William Francis Brown
in Forest, VA.
My furniture is hand made in my small shop in rural Virginia.
I grew up on a tree farm in Chester County, PA (Sam Brown Nursery in Willistown) and served a two year apprenticeship with E. Townsend Moore, a cabinetmaker who had been a curator at Dupont's Wintertur Estate and Museum outside Wilmington, Delaware. He learned from Robert Treat Hogg who was part of the two centuries long legacy of Chester County fine furniture makers. Chester County furniture developed a unique style that stemmed largely from the 17th century Welsh Quaker settlers. Certain design features include use of line and berry holly inlay, paneled chests, and wonderful William & Mary detail. I use almost exclusively (except for painted pine and windsor chairs) the abundant and traditional local hardwoods cherry, maple, and walnut. The Philadelphia makers, two hours ride to the East, were producing some of the finest furniture in the world, and that has been another strong influence on my highly carved rococo pieces.
I've been making and learning about period furniture for over 30 years. My pieces have been selected for museums and historic sites, including James Madison's Montpelior and Historic Jamestown. Rather than exact precise duplications, I prefer to make what I call 'historically informed' pieces. Unless requested by a museum, my furniture is not an exact reproduction, but will incorporate design elements and joinery that would have been common in the 18th and 19th centuries and make it my own. I continue to scour museum archives and study originals for ideas: patterns, moldings, inlay designs, proportions. I enjoy sketching details of the Chester County pieces I see in homes and exhibits in my home area. I think that one develops a trained eye. So that's how I make a piece; the result is representative of what an 18th century maker might produce but each piece will be my own, functional, and truly one of a kind.
It can take 6 months or more to make a piece, depending on the complexity and amount of carving, etc. I use exclusively the old tried and true dovetail and mortise & tenon joints which are cut by hand, not by jigs or machines. The right look cannot be matched by machines. Surfaces are hand planed and hand scraped, resulting in subtle variations that reflect light, which is what we so value in the original pieces. This is all highly labour intensive, but well appreciated by those who understand beautiful furniture.

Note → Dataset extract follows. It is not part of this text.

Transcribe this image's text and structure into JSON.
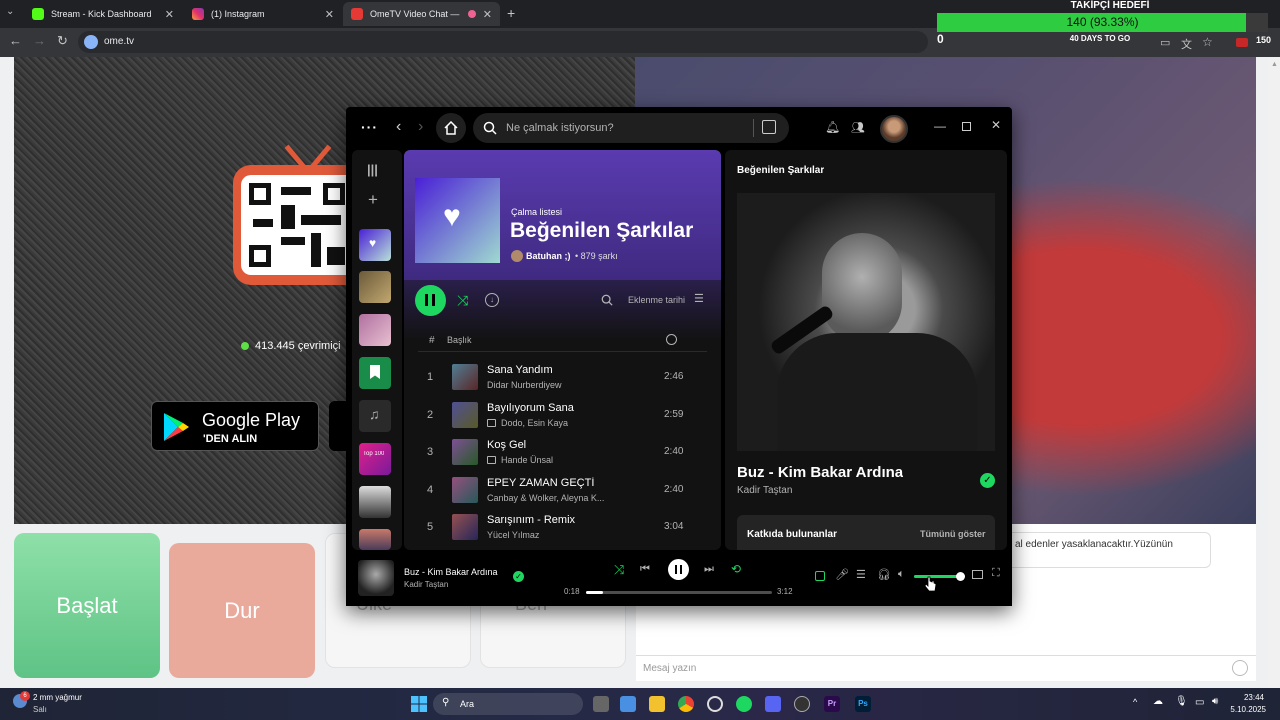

I use oils for most of my finishes. Linseed and other natural oils can create a dazzling "pop" of the grain, especially with figured wood. I like General Finishes brand dyes for figured maple, and typically end with many thin coats of rubbed shellac or a silky smooth General Finishes varnish for more protection on a table top. The key to my study of finishing has been to maximize the natural character of the wood, create a hand-made texture and chatoyance, whilst avoiding the plastic look common to mass produced furniture. My furniture not only last generations, but will age well gracefully, gaining the lovely patina of our favourite antique originals.